Blame it on two cautious candidates with more traits in common than their disparate early biographies would suggest.
“No Drama” Obama is panned as professorial and aloof.
Romney is deemed boring when he’s not being awkward.
Distrusted as too moderate within his own party, each is demonized as a radical by the other side. They don’t get specific about the tough stuff, like budget cuts or taxes, that would invite more precisely calibrated negative ads.
Add a presidential contest buried beneath a single issue, the economy, and original lines of attack are scarce. The candidates take jabs anyway.
“They’re trying to define each other. That’s what it’s all about,” said Ken Duberstein, chief of staff to President Ronald Reagan. “They’re throwing out different characterizations to see which one resonates.”
With quickie Internet videos and instant comebacks via Twitter, “the attack and counterattack is happening in real time,” said political communications expert Kathleen Hall Jamieson. “Campaigns are working to make sure nothing is missed.”

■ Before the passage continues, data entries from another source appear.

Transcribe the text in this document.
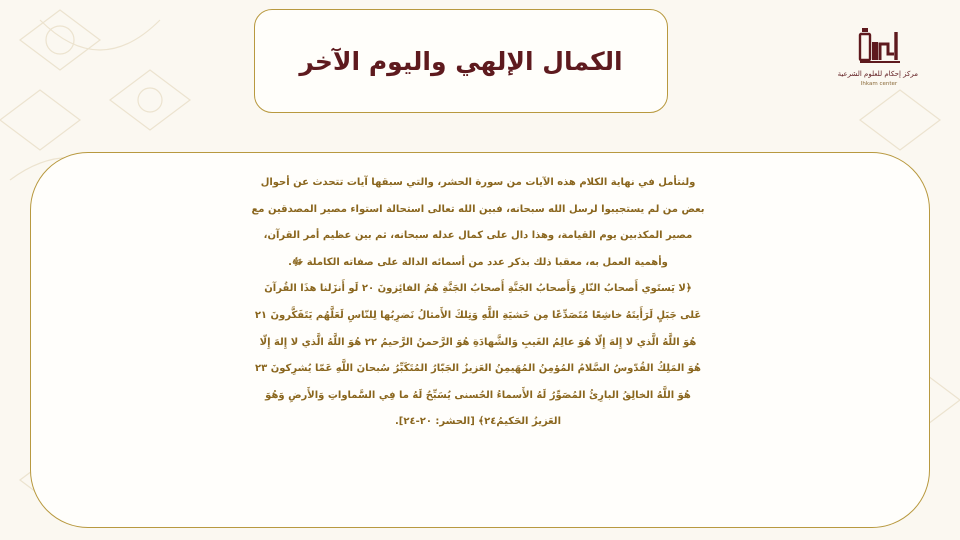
الكمال الإلهي واليوم الآخر	مركز إحكام للعلوم الشرعية
Ihkam center
ولنتأمل في نهاية الكلام هذه الآيات من سورة الحشر، والتي سبقها آيات تتحدث عن أحوال
بعض من لم يستجيبوا لرسل الله سبحانه، فبين الله تعالى استحالة استواء مصير المصدقين مع
مصير المكذبين يوم القيامة، وهذا دال على كمال عدله سبحانه، ثم بين عظيم أمر القرآن،
وأهمية العمل به، معقبا ذلك بذكر عدد من أسمائه الدالة على صفاته الكاملة ﷻ.
﴿لا يَستَوي أَصحابُ النّارِ وَأَصحابُ الجَنَّةِ أَصحابُ الجَنَّةِ هُمُ الفائِزونَ ٢٠ لَو أَنزَلنا هذَا القُرآنَ
عَلى جَبَلٍ لَرَأَيتَهُ خاشِعًا مُتَصَدِّعًا مِن خَشيَةِ اللَّهِ وَتِلكَ الأَمثالُ نَضرِبُها لِلنّاسِ لَعَلَّهُم يَتَفَكَّرونَ ٢١
هُوَ اللَّهُ الَّذي لا إِلهَ إِلّا هُوَ عالِمُ الغَيبِ وَالشَّهادَةِ هُوَ الرَّحمنُ الرَّحيمُ ٢٢ هُوَ اللَّهُ الَّذي لا إِلهَ إِلّا
هُوَ المَلِكُ القُدّوسُ السَّلامُ المُؤمِنُ المُهَيمِنُ العَزيزُ الجَبّارُ المُتَكَبِّرُ سُبحانَ اللَّهِ عَمّا يُشرِكونَ ٢٣
هُوَ اللَّهُ الخالِقُ البارِئُ المُصَوِّرُ لَهُ الأَسماءُ الحُسنى يُسَبِّحُ لَهُ ما فِي السَّماواتِ وَالأَرضِ وَهُوَ
العَزيزُ الحَكيمُ٢٤﴾ [الحشر: ٢٠-٢٤].
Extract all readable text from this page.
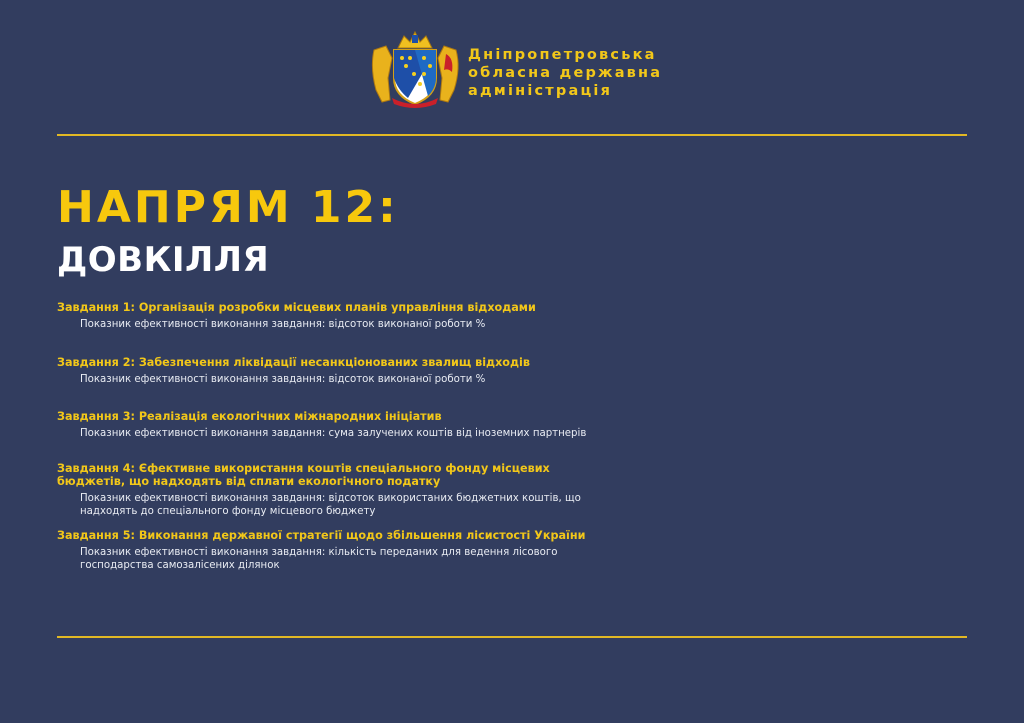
Дніпропетровська
обласна державна
адміністрація
НАПРЯМ 12:
ДОВКІЛЛЯ
Завдання 1: Організація розробки місцевих планів управління відходами
Показник ефективності виконання завдання: відсоток виконаної роботи %
Завдання 2: Забезпечення ліквідації несанкціонованих звалищ відходів
Показник ефективності виконання завдання: відсоток виконаної роботи %
Завдання 3: Реалізація екологічних міжнародних ініціатив
Показник ефективності виконання завдання: сума залучених коштів від іноземних партнерів
Завдання 4: Єфективне використання коштів спеціального фонду місцевих бюджетів, що надходять від сплати екологічного податку
Показник ефективності виконання завдання: відсоток використаних бюджетних коштів, що надходять до спеціального фонду місцевого бюджету
Завдання 5: Виконання державної стратегії щодо збільшення лісистості України
Показник ефективності виконання завдання: кількість переданих для ведення лісового господарства самозалісених ділянок
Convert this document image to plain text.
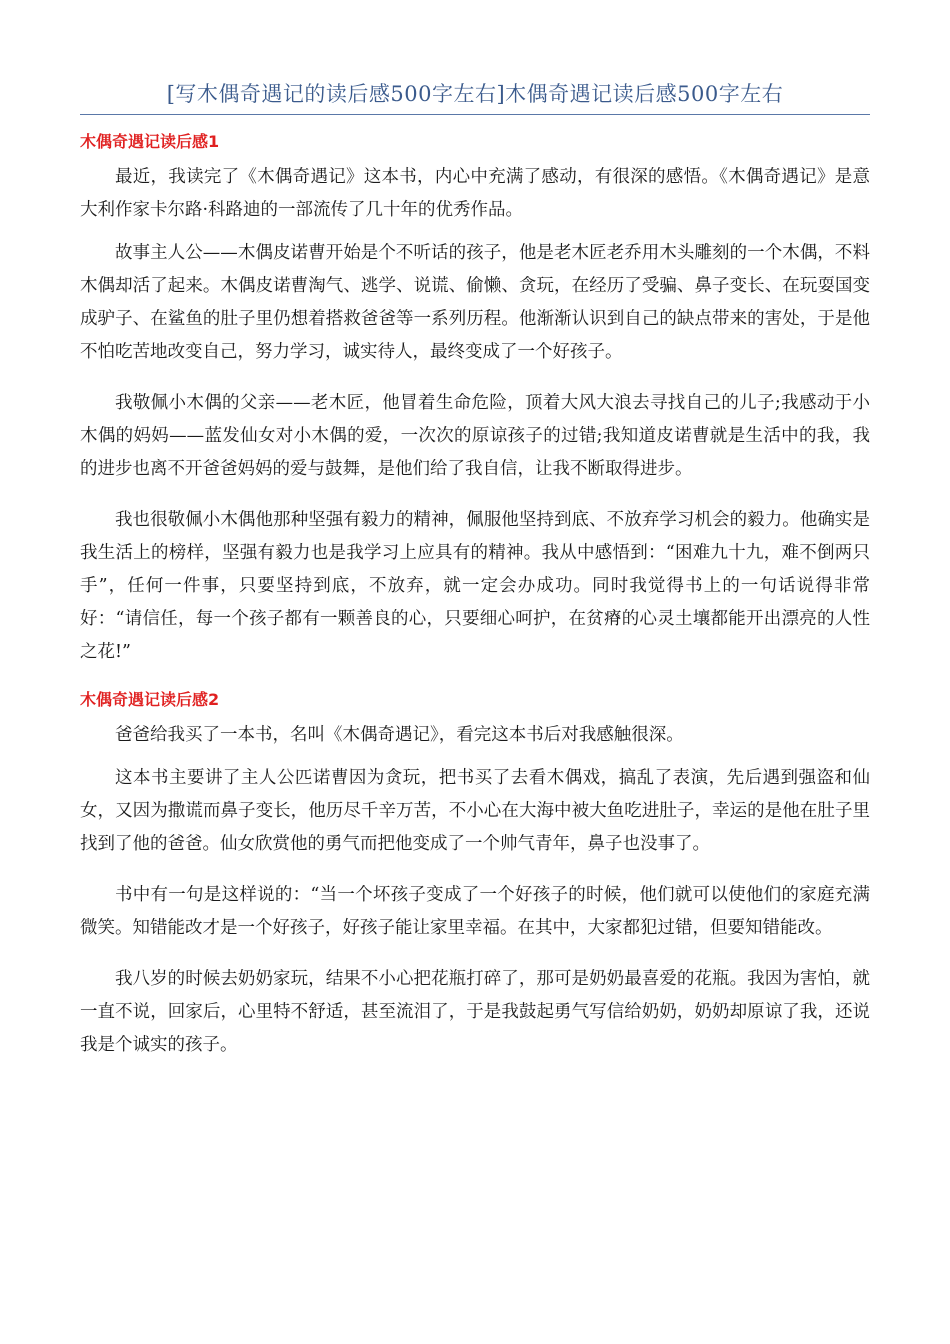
[写木偶奇遇记的读后感500字左右]木偶奇遇记读后感500字左右
木偶奇遇记读后感1

最近，我读完了《木偶奇遇记》这本书，内心中充满了感动，有很深的感悟。《木偶奇遇记》是意大利作家卡尔路·科路迪的一部流传了几十年的优秀作品。

故事主人公——木偶皮诺曹开始是个不听话的孩子，他是老木匠老乔用木头雕刻的一个木偶，不料木偶却活了起来。木偶皮诺曹淘气、逃学、说谎、偷懒、贪玩，在经历了受骗、鼻子变长、在玩耍国变成驴子、在鲨鱼的肚子里仍想着搭救爸爸等一系列历程。他渐渐认识到自己的缺点带来的害处，于是他不怕吃苦地改变自己，努力学习，诚实待人，最终变成了一个好孩子。

我敬佩小木偶的父亲——老木匠，他冒着生命危险，顶着大风大浪去寻找自己的儿子;我感动于小木偶的妈妈——蓝发仙女对小木偶的爱，一次次的原谅孩子的过错;我知道皮诺曹就是生活中的我，我的进步也离不开爸爸妈妈的爱与鼓舞，是他们给了我自信，让我不断取得进步。

我也很敬佩小木偶他那种坚强有毅力的精神，佩服他坚持到底、不放弃学习机会的毅力。他确实是我生活上的榜样，坚强有毅力也是我学习上应具有的精神。我从中感悟到：“困难九十九，难不倒两只手”，任何一件事，只要坚持到底，不放弃，就一定会办成功。同时我觉得书上的一句话说得非常好：“请信任，每一个孩子都有一颗善良的心，只要细心呵护，在贫瘠的心灵土壤都能开出漂亮的人性之花!”

木偶奇遇记读后感2

爸爸给我买了一本书，名叫《木偶奇遇记》，看完这本书后对我感触很深。

这本书主要讲了主人公匹诺曹因为贪玩，把书买了去看木偶戏，搞乱了表演，先后遇到强盗和仙女，又因为撒谎而鼻子变长，他历尽千辛万苦，不小心在大海中被大鱼吃进肚子，幸运的是他在肚子里找到了他的爸爸。仙女欣赏他的勇气而把他变成了一个帅气青年，鼻子也没事了。

书中有一句是这样说的：“当一个坏孩子变成了一个好孩子的时候，他们就可以使他们的家庭充满微笑。知错能改才是一个好孩子，好孩子能让家里幸福。在其中，大家都犯过错，但要知错能改。

我八岁的时候去奶奶家玩，结果不小心把花瓶打碎了，那可是奶奶最喜爱的花瓶。我因为害怕，就一直不说，回家后，心里特不舒适，甚至流泪了，于是我鼓起勇气写信给奶奶，奶奶却原谅了我，还说我是个诚实的孩子。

Attacks big or small get batted back, even if the response amounts to “I know you are, what am I?”
Democrats accuse Republicans of a “war on women,” Romney’s campaign notes rising female unemployment during the Obama years.
The Obama camp jokes about Romney’s dog riding on the roof of the family car; Republicans respond that Obama ate dog meat as a boy in Indonesia.
Both candidates are slammed as:
“Out of touch” with ordinary Americans.
Obama: Cloistered in the White House. Hangs out with celebrities, acting “cool.” Doesn’t understand the real world because “he spent too much time at Harvard,” according to Romney, who earned two Harvard degrees himself.
Romney: Grew up wealthy, with a governor for a father. Worth $200 million or more. He’s the kind of guy who had a Swiss bank account and wants a car elevator for his beach house, the Democrats note.
Bad for the middle class.
Obama: Failed to deliver on his promises to help Americans “struggling to find good jobs and make ends meet,” the Romney camp says. Median household income is down, unemployment up since he took office.
Romney: Wants to reduce taxes on the wealthy while devastating Medicare and cutting education, health care and other programs the middle class need, Democrats charge. Obama says that amounts to “social Darwinism.”
Obama: Believing his microphone off, assured the Russian president he would have “more flexibility” after Election Day. Obama will reveal “his true positions only after the election is over,” Romney says. Republicans predict he would tack left on the environment, spending, gay rights and other issues.
Romney: Told campaign donors of plans to cut or eliminate the housing and education agencies as well as others – ideas he hasn’t disclosed publicly. “What’s Mitt hiding?” Democrats ask, demanding more about his personal tax returns and investments, too.